Peta Bencana: Ekspedisi Jalur Evakuasi Mifathurrahmah

Fokus utama dari program ini adalah pembuatan Peta Bencana yang sangat mendetail untuk lingkungan internal pesantren dan desa-desa penyangga di sekitarnya. Pemetaan ini bukan hanya berdasarkan asumsi, melainkan melibatkan survei topografi dan sejarah bencana yang pernah terjadi di wilayah tersebut. Para santri senior yang telah mendapatkan pelatihan khusus diajak untuk mengidentifikasi titik-titik rawan, seperti lereng yang labil, saluran air yang tersumbat, hingga bangunan yang tidak tahan gempa. Peta ini kemudian dipasang di titik-titik strategis agar masyarakat memiliki kesiapsiagaan yang sama.
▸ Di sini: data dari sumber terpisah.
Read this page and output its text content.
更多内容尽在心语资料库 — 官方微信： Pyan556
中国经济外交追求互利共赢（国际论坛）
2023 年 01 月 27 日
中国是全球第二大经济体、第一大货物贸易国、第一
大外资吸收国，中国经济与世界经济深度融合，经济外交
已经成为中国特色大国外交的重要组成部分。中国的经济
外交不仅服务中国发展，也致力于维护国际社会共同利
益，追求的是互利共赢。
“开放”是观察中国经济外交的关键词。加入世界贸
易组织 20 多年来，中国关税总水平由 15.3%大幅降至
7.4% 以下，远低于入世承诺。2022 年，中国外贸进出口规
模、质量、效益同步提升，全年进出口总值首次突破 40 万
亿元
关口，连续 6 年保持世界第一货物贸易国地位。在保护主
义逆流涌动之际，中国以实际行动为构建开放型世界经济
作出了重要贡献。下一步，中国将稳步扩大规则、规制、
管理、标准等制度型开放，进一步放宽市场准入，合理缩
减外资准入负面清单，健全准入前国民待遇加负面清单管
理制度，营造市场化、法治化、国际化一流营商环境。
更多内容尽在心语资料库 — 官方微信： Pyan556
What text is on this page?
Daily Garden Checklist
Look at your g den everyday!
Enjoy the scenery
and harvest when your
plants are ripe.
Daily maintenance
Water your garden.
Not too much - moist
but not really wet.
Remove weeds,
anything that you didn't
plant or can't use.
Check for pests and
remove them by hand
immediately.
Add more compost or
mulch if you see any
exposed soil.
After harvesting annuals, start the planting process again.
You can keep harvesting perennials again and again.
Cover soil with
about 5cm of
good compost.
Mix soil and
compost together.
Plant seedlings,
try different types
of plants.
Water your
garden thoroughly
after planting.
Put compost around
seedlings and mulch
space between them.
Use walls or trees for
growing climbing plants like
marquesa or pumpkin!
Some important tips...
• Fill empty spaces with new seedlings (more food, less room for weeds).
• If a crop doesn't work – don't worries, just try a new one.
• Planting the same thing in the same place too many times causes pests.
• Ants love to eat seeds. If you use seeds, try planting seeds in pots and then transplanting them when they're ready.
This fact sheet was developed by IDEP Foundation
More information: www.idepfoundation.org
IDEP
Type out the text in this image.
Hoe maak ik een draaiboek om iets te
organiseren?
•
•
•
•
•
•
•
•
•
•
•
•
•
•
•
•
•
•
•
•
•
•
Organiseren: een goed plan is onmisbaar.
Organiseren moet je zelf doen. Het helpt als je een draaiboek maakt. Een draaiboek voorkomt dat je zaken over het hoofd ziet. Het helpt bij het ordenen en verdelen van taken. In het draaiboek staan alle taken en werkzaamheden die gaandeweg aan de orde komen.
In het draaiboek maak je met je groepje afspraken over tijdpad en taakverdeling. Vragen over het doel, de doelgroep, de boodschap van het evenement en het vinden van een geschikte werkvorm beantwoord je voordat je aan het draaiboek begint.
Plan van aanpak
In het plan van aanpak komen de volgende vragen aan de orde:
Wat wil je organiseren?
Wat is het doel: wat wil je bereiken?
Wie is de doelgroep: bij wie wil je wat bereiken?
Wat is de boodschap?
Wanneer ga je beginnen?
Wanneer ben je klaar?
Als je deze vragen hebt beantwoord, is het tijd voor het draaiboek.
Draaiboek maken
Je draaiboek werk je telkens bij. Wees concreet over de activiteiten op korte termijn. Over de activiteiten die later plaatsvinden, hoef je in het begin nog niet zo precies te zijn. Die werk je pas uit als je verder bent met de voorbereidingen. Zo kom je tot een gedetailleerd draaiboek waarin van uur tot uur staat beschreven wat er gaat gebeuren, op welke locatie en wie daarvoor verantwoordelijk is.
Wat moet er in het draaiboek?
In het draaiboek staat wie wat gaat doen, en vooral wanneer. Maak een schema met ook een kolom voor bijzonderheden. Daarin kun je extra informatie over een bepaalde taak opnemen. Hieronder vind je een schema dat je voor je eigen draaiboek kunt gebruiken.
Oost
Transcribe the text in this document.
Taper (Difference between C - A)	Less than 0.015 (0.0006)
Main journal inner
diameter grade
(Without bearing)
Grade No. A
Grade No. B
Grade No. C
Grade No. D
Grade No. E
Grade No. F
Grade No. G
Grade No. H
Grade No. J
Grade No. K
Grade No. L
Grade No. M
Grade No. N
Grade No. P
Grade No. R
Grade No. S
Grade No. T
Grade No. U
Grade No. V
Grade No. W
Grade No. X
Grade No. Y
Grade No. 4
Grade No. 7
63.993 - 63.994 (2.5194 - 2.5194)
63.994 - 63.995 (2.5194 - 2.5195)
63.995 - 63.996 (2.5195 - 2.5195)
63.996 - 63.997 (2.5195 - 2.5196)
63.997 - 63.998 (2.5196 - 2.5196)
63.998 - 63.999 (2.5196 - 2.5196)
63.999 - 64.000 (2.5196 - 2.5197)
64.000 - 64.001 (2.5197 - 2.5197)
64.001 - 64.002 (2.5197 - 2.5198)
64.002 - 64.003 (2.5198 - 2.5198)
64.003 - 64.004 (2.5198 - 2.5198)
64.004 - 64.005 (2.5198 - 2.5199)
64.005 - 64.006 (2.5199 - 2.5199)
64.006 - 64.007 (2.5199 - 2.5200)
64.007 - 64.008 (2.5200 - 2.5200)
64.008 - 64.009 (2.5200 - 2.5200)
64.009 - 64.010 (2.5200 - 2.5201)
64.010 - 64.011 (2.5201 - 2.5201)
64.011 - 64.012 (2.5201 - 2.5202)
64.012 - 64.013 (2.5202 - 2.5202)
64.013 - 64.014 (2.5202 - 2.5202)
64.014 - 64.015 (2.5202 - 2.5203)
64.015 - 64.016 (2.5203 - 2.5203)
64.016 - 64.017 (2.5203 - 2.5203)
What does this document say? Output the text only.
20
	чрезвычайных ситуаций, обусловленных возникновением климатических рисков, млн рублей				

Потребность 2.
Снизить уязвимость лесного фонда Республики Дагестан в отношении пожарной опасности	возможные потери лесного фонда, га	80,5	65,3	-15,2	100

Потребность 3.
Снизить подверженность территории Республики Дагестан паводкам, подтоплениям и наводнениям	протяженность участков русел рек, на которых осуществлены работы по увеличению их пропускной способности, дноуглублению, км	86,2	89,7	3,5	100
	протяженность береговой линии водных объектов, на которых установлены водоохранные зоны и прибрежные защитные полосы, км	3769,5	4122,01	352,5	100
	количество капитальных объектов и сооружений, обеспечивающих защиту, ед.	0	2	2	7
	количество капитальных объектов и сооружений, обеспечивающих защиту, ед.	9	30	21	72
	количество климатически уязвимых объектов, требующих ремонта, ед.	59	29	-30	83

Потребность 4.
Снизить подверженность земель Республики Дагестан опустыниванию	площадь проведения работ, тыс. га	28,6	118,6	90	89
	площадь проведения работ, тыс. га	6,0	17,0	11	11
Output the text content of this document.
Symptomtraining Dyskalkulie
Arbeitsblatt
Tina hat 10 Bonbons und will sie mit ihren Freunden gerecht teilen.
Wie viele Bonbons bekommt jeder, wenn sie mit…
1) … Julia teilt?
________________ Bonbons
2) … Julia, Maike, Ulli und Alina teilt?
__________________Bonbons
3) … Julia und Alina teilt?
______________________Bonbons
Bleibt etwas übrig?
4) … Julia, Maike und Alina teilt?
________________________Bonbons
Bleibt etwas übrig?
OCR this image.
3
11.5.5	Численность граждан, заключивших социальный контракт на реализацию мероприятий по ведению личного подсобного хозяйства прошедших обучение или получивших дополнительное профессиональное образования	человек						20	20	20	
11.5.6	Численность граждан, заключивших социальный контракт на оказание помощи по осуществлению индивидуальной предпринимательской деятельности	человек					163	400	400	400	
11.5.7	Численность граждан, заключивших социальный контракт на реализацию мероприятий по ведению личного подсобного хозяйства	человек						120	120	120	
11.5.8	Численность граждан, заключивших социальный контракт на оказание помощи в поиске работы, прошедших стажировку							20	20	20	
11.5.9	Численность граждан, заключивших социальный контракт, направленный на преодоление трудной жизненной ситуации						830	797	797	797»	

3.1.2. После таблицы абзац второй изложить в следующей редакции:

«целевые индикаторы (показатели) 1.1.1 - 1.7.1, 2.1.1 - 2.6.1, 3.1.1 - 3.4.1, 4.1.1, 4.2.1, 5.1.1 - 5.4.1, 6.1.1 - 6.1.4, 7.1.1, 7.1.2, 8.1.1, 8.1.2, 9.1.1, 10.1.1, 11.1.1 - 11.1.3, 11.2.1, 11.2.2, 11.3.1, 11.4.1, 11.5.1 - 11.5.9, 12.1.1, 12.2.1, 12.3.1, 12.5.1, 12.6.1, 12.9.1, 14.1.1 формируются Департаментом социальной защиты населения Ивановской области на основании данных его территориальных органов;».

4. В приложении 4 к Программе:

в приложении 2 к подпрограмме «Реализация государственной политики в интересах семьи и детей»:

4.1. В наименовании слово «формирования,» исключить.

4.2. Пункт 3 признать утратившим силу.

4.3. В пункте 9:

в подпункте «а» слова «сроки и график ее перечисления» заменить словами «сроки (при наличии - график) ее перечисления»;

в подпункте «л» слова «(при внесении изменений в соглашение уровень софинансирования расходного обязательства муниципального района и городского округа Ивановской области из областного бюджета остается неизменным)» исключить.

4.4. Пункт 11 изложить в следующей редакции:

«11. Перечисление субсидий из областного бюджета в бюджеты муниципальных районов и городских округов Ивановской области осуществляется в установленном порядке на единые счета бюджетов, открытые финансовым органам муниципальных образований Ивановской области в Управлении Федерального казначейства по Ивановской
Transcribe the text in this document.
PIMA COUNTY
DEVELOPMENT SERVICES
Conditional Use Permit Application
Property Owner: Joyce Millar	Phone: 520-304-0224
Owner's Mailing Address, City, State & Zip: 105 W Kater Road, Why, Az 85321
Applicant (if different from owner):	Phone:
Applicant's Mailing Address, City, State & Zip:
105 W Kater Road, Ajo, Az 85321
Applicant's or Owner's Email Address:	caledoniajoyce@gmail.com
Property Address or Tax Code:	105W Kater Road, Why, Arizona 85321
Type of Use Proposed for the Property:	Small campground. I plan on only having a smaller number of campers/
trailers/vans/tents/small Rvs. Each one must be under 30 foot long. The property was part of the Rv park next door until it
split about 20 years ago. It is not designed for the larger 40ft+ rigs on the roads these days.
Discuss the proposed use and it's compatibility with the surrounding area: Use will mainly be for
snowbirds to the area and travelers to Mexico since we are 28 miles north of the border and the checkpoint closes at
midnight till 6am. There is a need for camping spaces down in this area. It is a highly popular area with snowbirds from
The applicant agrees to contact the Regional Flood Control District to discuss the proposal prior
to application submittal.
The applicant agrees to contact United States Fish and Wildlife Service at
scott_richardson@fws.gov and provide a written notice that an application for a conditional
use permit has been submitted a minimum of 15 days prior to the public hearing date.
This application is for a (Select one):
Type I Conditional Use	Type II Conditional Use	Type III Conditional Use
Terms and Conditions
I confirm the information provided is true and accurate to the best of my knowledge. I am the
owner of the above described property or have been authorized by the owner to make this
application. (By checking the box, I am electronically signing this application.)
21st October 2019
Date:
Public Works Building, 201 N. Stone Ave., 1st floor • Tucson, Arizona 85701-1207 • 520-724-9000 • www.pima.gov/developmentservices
Kegiatan yang paling menantang dalam program ini adalah pelaksanaan Ekspedisi Jalur Evakuasi yang dilakukan secara rutin setiap tiga bulan sekali. Dalam ekspedisi ini, tim dari pesantren bersama tokoh masyarakat setempat berjalan menyusuri rute-rute tercepat dan teraman menuju titik kumpul atau tempat yang lebih tinggi. Mereka memastikan bahwa jalur tersebut tidak terhalang oleh pagar, semak berduri, atau bangunan liar. Jika ditemukan hambatan, para santri akan bekerja sama dengan warga untuk membersihkannya secara gotong royong, memastikan bahwa saat darurat terjadi, tidak ada rintangan yang menghambat mobilitas orang tua, anak-anak, dan difabel.

Peran strategis Mifathurrahmah dalam hal mitigasi bencana ini telah mengubah paradigma masyarakat desa. Jika sebelumnya warga hanya pasrah saat bencana datang, kini mereka memiliki pengetahuan dasar mengenai apa yang harus dilakukan dalam “emas” (menit-menit awal bencana). Pesantren juga menyediakan simulator sederhana dan papan petunjuk arah yang berpendar di malam hari (fluoresens) di sepanjang jalur evakuasi. Hal ini sangat penting mengingat bencana seringkali terjadi di waktu yang tak terduga, termasuk saat malam hari ketika jarak pandang sangat terbatas.

Di lingkup pesantren, pendidikan mengenai Jalur Evakuasi diintegrasikan ke dalam materi kepramukaan dan latihan kedisiplinan. Santri dilatih untuk melakukan simulasi evakuasi tanpa kepanikan. Mereka diajarkan cara membawa tas siaga bencana yang berisi dokumen penting, obat-obatan, dan air minum. Kedisiplinan santri saat mengantre wudhu atau makan diterapkan dalam simulasi evakuasi, di mana ketertiban menjadi kunci utama untuk menghindari jatuhnya korban akibat berdesak-desakan. Mifathurrahmah ingin membuktikan bahwa pesantren bisa menjadi pusat komando dan perlindungan bagi masyarakat saat situasi krisis melanda.